After the release, the work on enhancing Buildship continued without interruption. We focused on enhancing and polishing the existing functionality, primarily based on feedback we had received through our Buildship Forum. The Forum is actively used to report issues, to request new features, and to ask questions. One topic that came up repeatedly was to extend the import functionality and to allow the user to explicitly refresh imported projects. Thus, we invested a significant amount of work into consolidating and at the same time extending the logic of importing a project, explicitly refreshing a project, and opening a project. We also added a new feature that allows a user to execute tests through Gradle from the Executions View and from the Source Editor. This is the state that we will present at EclipseCon Europe in November 2015.

Community tracks and fixes a mysterious bug

In time for Eclipse Mars.1, we finished our enhancements, became part of the Simultaneous Release, were included in three important Eclipse distributions (EPPs), and the Buildship project itself graduated out of incubation to become a full project. Due to a bug that was found in Buildship during the quiet period of the Mars.1 release, we had to provide a new version of Buildship that delayed the final Mars.1 release by one week. The bug had been there since June but nobody had ever made the connection before between how the bug manifested itself and Buildship being the plugin causing the problem. The severity of the bug and how to go about fixing it were discussed and resolved openly on the Eclipse Mailing List.

Buildship released in Eclipse Mars.1

On October 2nd, 2015, Eclipse Mars.1 was officially released with Buildship being the most prominent new feature in the release.
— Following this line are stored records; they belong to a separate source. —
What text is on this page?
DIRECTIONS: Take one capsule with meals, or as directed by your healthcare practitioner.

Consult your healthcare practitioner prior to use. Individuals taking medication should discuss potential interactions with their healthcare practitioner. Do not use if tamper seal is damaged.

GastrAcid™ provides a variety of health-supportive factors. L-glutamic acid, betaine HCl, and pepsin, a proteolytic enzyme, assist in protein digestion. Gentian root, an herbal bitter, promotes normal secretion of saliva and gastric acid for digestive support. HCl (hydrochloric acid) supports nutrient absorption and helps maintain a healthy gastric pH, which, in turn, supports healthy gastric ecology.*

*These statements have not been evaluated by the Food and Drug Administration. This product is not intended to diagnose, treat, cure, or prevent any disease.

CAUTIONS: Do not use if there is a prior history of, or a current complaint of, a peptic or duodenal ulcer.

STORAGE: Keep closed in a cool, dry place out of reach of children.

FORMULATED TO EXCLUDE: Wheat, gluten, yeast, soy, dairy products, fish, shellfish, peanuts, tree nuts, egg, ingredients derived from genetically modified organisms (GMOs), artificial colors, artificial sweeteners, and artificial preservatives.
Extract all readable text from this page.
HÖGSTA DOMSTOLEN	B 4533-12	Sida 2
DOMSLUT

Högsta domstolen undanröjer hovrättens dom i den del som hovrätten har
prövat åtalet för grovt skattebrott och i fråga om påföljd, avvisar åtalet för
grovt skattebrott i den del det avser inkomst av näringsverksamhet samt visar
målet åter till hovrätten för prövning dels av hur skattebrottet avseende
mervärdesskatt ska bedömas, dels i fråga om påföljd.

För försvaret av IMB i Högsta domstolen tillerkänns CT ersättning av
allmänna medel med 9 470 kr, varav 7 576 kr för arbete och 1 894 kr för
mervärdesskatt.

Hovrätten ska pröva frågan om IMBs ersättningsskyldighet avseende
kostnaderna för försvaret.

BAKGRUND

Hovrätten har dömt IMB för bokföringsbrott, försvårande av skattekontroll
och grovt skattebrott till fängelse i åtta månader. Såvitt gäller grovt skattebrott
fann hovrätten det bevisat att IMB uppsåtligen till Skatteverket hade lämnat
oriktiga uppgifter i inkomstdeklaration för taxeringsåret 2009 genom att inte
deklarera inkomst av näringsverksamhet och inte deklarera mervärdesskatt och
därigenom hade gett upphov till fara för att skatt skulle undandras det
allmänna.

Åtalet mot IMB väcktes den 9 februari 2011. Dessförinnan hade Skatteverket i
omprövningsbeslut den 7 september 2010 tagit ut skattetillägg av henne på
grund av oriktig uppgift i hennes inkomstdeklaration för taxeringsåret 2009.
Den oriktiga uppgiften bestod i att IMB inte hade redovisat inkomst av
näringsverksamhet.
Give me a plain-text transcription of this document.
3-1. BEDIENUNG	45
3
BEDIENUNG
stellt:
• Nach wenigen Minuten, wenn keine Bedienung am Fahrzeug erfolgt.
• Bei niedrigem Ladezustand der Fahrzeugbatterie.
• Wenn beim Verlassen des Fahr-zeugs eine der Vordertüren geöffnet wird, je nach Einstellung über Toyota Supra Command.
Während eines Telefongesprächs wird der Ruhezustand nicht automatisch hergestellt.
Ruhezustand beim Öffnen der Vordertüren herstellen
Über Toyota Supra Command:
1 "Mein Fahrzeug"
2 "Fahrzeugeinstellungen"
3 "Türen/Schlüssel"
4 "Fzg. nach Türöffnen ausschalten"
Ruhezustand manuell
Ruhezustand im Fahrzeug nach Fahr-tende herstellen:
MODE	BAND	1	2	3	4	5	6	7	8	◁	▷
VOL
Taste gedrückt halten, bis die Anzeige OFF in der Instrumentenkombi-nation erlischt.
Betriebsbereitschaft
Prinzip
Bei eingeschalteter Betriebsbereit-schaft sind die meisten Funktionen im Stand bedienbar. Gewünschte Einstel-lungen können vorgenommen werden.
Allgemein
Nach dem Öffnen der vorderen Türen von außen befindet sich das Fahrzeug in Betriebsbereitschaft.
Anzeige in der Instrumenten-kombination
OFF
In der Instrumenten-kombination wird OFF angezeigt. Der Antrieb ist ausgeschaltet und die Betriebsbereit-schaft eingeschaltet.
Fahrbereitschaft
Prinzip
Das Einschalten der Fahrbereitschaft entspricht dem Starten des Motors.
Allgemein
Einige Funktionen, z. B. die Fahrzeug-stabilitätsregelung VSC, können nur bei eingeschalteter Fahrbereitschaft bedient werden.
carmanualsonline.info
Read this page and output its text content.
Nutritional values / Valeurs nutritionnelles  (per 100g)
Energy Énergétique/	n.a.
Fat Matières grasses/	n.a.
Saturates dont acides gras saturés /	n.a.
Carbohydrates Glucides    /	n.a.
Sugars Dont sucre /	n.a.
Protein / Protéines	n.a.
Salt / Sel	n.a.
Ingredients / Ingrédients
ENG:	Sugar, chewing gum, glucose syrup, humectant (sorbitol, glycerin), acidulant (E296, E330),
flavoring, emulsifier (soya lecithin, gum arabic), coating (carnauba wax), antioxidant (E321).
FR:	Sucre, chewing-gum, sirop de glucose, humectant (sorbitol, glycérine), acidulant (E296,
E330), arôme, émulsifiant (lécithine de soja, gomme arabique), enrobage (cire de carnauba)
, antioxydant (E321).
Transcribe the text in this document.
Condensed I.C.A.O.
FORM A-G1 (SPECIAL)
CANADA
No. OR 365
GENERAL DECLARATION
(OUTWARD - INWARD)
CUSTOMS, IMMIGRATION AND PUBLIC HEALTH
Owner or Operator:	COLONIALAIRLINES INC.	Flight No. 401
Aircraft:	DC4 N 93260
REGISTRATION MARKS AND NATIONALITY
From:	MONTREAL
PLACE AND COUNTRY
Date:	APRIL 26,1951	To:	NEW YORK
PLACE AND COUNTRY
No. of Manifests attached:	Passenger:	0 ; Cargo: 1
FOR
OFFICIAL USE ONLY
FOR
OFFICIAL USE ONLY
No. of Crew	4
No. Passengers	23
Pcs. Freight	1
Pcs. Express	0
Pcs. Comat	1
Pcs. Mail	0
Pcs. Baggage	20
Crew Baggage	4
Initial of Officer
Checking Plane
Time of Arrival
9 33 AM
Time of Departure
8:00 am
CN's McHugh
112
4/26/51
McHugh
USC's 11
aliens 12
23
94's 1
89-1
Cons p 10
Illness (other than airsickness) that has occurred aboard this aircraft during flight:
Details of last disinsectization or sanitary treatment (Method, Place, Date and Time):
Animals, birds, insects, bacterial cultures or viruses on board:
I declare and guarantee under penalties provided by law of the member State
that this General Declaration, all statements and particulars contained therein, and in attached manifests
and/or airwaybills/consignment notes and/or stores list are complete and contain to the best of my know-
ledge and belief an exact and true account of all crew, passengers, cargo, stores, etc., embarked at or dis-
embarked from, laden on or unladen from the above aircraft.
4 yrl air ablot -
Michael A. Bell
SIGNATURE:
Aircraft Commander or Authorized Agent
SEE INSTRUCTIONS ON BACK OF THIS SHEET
Developing Buildship over the past ten months has been very interesting to everyone involved since it included working on Gradle core, on the Tooling API, on Buildship itself, and participating in the eclipse.org formal process.

Even more to come

The work on Buildship will continue. We want to bring much more of our vision on how the IDE should integrate with Gradle to reality: visualizing detailed information about the rich model behind a Gradle build, supporting the project configuration for web applications, debugging tests and web applications, code assistance, and more.

Try it now

The easiest way to try out Buildship is to download Eclipse Mars for Java developers, and choose File > Import… > Gradle Project and point to an existing Gradle Java project. Let us know if you experience build happiness (or some other sensation) while working with Buildship.